DuckDuckGo isn’t Private as you think, facing criticism over its tracking agreement with Microsoft.
DuckDuckGo’s reputation for privacy protection has suffered as a result of revelations about a tracking agreement with Microsoft. DuckDuckGo mobile browsers allow some Microsoft sites to circumvent its tracker ban. While the browser blocks Facebook and Google trackers, DuckDuckGo allows some Microsoft trackers. Scientists discovered that the browsers permit data to be sent to Microsoft’s LinkedIn and Bing domains.
You can capture data within the DuckDuckGo so-called private browser on a website like Facebook’s workplace.com and see that DDG does NOT stop data flow to Microsoft’s Linkedin domains or their Bing advertising domains. DuckDuckGo, the exemption is due to a search agreement with Microsoft. DuckDuckGo CEO and founder, Gabriel Weinberg, responded in detail to the uproar on Twitter and Reddit.
They block most third-party trackers for non-search tracker blocking (for example, in our browser). Unfortunately, our Microsoft search syndication agreement limits our ability to do more with Microsoft-owned properties. However, we have been consistently pushing and expect to do so shortly. The company has also updated its App Store description to include a note about tracker blocking.

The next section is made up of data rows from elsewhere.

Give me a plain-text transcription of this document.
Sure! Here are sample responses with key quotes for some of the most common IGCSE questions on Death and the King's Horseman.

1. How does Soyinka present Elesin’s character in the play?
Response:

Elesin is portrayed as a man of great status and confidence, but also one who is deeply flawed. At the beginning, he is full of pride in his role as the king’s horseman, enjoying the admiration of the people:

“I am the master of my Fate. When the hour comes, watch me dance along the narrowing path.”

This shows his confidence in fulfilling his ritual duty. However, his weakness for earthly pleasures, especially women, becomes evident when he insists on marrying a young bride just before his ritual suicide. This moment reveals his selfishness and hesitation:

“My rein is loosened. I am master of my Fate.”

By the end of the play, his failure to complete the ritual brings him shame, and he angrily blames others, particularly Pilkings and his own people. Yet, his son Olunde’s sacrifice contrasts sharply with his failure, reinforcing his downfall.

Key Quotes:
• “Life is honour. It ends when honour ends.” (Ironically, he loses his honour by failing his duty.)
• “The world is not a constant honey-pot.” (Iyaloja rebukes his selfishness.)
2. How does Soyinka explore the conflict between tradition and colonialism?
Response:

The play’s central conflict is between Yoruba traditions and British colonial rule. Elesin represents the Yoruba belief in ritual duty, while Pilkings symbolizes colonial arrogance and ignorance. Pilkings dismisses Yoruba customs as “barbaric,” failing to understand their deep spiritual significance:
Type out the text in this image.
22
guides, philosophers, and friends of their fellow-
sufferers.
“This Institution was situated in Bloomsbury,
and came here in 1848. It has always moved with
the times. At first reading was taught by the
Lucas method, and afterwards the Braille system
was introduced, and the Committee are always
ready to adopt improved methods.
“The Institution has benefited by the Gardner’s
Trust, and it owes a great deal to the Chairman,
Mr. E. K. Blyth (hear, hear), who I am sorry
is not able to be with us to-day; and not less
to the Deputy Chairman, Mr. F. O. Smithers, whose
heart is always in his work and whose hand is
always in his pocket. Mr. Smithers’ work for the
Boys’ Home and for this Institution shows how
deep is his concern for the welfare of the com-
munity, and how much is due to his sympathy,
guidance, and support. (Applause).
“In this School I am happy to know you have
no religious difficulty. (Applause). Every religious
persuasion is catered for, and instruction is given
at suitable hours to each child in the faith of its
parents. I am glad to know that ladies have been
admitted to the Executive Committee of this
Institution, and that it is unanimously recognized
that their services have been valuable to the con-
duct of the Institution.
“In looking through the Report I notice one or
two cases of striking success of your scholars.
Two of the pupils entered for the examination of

While we block all cross-site (3rd party) cookies on other sites you visit, we are unable to block all hidden tracking scripts on non-DuckDuckGo sites for a variety of reasons, including new scripts appear all the time, making them difficult to find, blocking some scripts causes breakage, rendering parts or all of the page unusable, and some we are unable to block due to contractual restrictions with Microsoft.

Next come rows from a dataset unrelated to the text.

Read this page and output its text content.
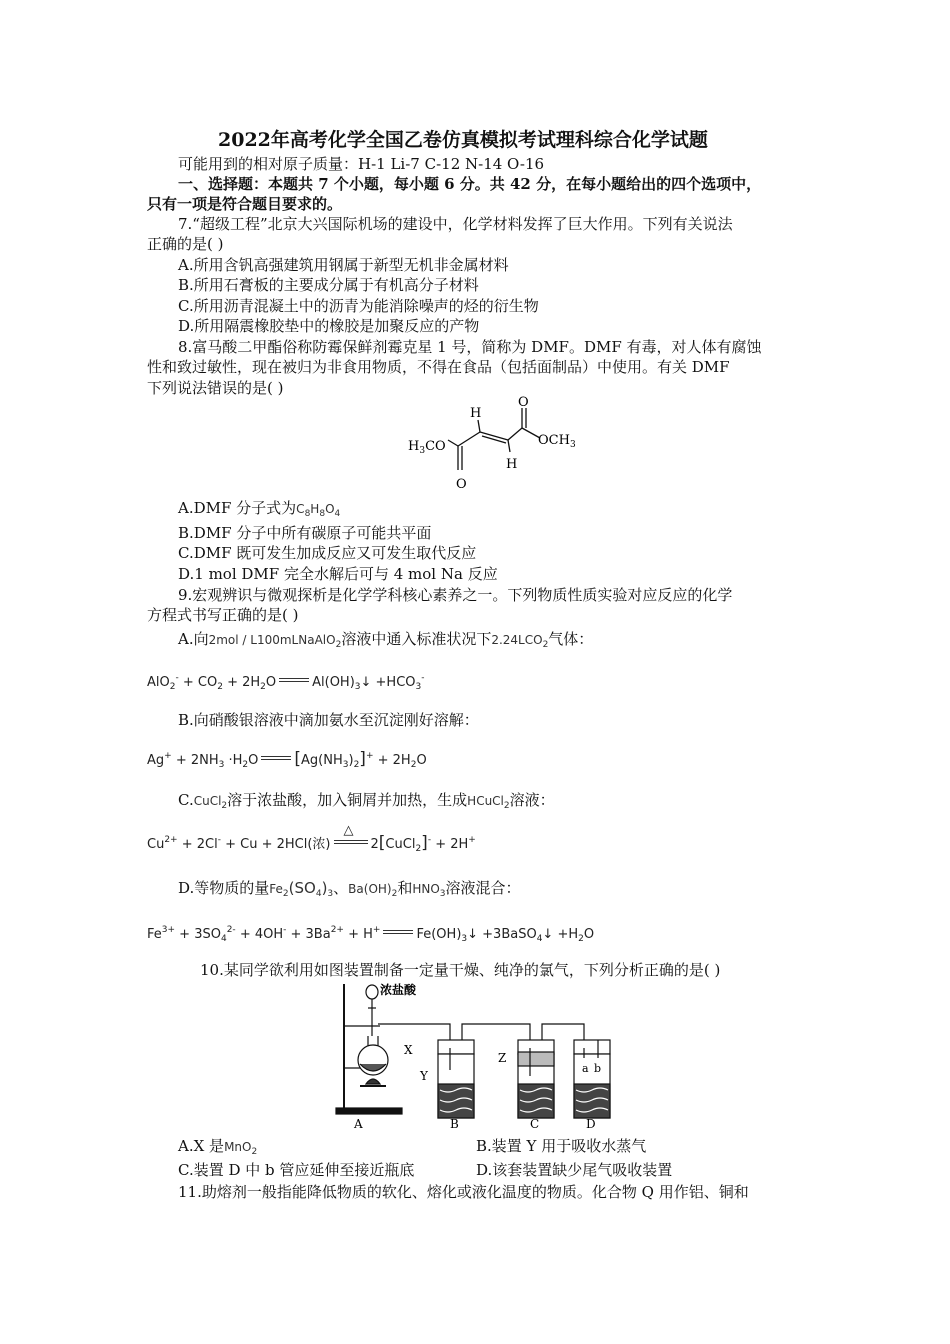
2022年高考化学全国乙卷仿真模拟考试理科综合化学试题
可能用到的相对原子质量：H-1 Li-7 C-12 N-14 O-16
一、选择题：本题共 7 个小题，每小题 6 分。共 42 分，在每小题给出的四个选项中，
只有一项是符合题目要求的。
7.“超级工程”北京大兴国际机场的建设中，化学材料发挥了巨大作用。下列有关说法
正确的是( )
A.所用含钒高强建筑用钢属于新型无机非金属材料
B.所用石膏板的主要成分属于有机高分子材料
C.所用沥青混凝土中的沥青为能消除噪声的烃的衍生物
D.所用隔震橡胶垫中的橡胶是加聚反应的产物
8.富马酸二甲酯俗称防霉保鲜剂霉克星 1 号，简称为 DMF。DMF 有毒，对人体有腐蚀
性和致过敏性，现在被归为非食用物质，不得在食品（包括面制品）中使用。有关 DMF
下列说法错误的是( )
O
H
$OCH_3$
$H_3CO$
H
O
A.DMF 分子式为$C_8H_8O_4$
B.DMF 分子中所有碳原子可能共平面
C.DMF 既可发生加成反应又可发生取代反应
D.1 mol DMF 完全水解后可与 4 mol Na 反应
9.宏观辨识与微观探析是化学学科核心素养之一。下列物质性质实验对应反应的化学
方程式书写正确的是( )
A.向2mol / L100mLNaAlO$_2$溶液中通入标准状况下$2.24LCO_2$气体：
$AlO_2^- + CO_2 + 2H_2O$	$Al(OH)_3↓ +HCO_3^-$
B.向硝酸银溶液中滴加氨水至沉淀刚好溶解：
$Ag^+ + 2NH_3 \cdot H_2O$ $[Ag(NH_3)_2]^+ + 2H_2O$
C.CuCl$_2$溶于浓盐酸，加入铜屑并加热，生成HCuCl$_2$溶液：
$Cu^{2+} + 2Cl^- + Cu + 2HCl$(浓)
△
2[CuCl$_2$]- + 2H+
D.等物质的量$Fe_2(SO_4)_3$、$Ba(OH)_2$和$HNO_3$溶液混合：
$Fe^{3+} + 3SO_4^{2-} + 4OH^- + 3Ba^{2+} + H^+$	$Fe(OH)_3↓$ +3BaSO$_4$↓ $+H_2O$
10.某同学欲利用如图装置制备一定量干燥、纯净的氯气，下列分析正确的是( )
浓盐酸
X
Y
Z
a b
A	B	C	D
A.X 是MnO$_2$	B.装置 Y 用于吸收水蒸气
C.装置 D 中 b 管应延伸至接近瓶底	D.该套装置缺少尾气吸收装置
11.助熔剂一般指能降低物质的软化、熔化或液化温度的物质。化合物 Q 用作铝、铜和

Some users’ concerns have been alleviated by the quick response, but others are still concerned about the deal. DuckDuckGo still provides more privacy protection than the majority of popular browsers, but not as much as some users had hoped.
DuckDuckGo, the self-styled “internet privacy company” which, for years, has built a brand around a claim of non-tracking web search and, more recently, launched its own ‘private’ browser with built-in tracker blocking has found itself in hot water after a researcher found hidden limits on its tracking protection that create a carve-out for certain advertising data requests by its search syndication partner, Microsoft.
Late yesterday, the researcher in question, Zach Edwards, tweeted the findings of his audit saying he had found DDG’s mobile browsers do not block advertising requests made by Microsoft scripts on non-Microsoft web properties. Edwards tested browser data flows on a Facebook-owned site, Workplace.com, and found that while DDG informed users it had blocked Google and Facebook trackers, it did not prevent Microsoft from receiving data flows linked to their browsing on the non-Microsoft website.
DuckDuckGo comes amid growing awareness of how the stakes of online surveillance are rising as signs mount that the US Supreme Court will overturn Roe v. Wade’s abortion rights protections. If Roe is overturned, law enforcement and private litigants will be able to use technology to monitor those seeking abortions. In addition, more than 40 members of Congress have asked Google to stop tracking location data in Android in advance of a potential Roe v. Wade decision.
In other privacy news, we looked at how the European Union’s General Data Protection Regulation has failed to meaningfully curb Big Tech’s privacy abuses four years after its passage. Australia’s digital driver’s licenses turn out to be far too easy to forget. China has been saber-rattling with accusations about American cyber espionage.